Но вряд ли что-то ему подарит
В лесу из битого кирпича.
Ему взлететь помешал затылок,
Шуршанье дождика бороды.
Прошла по луже а ног четыре,
Но только две поперёк воды.
МАЯКОВСКАЯ 1
Особые права и пряники на сдачу
У серых ездоков и палевых собак,
Где просто не смотреть, как некая заплачет,
Как чиркает крыло по чутким коробам.
Но радует глаза черемуховый панцирь,
На уровне лица полковничий кадык,
Когда ты там внизу становишься на пальцы,
Стараясь не достать неровностей воды.
МАЯКОВСКАЯ 2
Какому ангелу пускается вдогонку,
Летит в окошко пограничный потолок?
Не пассажир, а граммофонная иголка
Спешит из музыки выдергивать весло.
Проходят деньги, умножаются на десять,
Гектары парусников дымом по трубе,
Беззвучно дергается рыба-стюардесса,
Летит по небу довоенный Коктебель,
Мелькает нежность, словно возраст адресата,
Страна готовится не выдержать удар.
Но я-то верю, что не кончится рассада,
На метр семьдесят поднимется вода.
МАЯКОВСКАЯ 3
Хочешь увидеть будущее ранцевого парашюта?

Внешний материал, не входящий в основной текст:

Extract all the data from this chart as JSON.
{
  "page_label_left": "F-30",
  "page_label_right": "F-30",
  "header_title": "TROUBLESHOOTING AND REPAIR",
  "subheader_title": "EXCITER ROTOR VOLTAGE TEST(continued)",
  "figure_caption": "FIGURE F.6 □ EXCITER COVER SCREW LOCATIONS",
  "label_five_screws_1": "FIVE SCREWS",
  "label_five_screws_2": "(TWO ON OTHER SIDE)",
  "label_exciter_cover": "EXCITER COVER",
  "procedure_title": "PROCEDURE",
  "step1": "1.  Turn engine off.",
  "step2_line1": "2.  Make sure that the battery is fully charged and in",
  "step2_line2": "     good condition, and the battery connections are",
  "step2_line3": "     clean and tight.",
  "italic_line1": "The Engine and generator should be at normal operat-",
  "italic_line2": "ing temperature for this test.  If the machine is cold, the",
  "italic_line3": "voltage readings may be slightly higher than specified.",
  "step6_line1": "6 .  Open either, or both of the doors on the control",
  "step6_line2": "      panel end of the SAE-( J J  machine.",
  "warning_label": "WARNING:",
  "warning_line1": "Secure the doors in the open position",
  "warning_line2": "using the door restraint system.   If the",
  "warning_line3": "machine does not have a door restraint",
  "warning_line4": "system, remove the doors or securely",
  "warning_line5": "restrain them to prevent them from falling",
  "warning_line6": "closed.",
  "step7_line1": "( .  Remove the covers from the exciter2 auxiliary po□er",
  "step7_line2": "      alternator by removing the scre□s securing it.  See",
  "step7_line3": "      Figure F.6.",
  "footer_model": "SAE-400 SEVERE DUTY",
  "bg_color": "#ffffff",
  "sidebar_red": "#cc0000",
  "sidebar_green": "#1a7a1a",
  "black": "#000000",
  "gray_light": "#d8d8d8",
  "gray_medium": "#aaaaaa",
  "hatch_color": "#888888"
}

А то я на этой станции единственный манекен.
Во что превращает зрителя его длиннополая шуба,
Если задрал он голову, но без весла в руке.
Что-то посеяно в лентах, пустых вещицах.
В склянках бывшего запаха мир под острым углом.
Смотри через это стёклышко, подземная продавщица,
Как несколько будущих лётчиков осваивают потолок.
Страна их держала за́ ноги, а гражданин Дейнека
Шил на живую нитку из цветного стекла
Линии высоковольтки, со́сны, подземное небо,
Раньше моих родителей появившийся моноплан.
В татарском посёлке ветер, и белая стая
Рисует великой эпохе то, что зовется "кроки́".
А если смотреть под ноги там сапоги подрастают,
Становятся лодки фелюгами, стираются каблуки.
Сейчас свои туфли-лодочки сбросит пловчиха Леда
Больше таких не встретишь туфель, стекла, глосс.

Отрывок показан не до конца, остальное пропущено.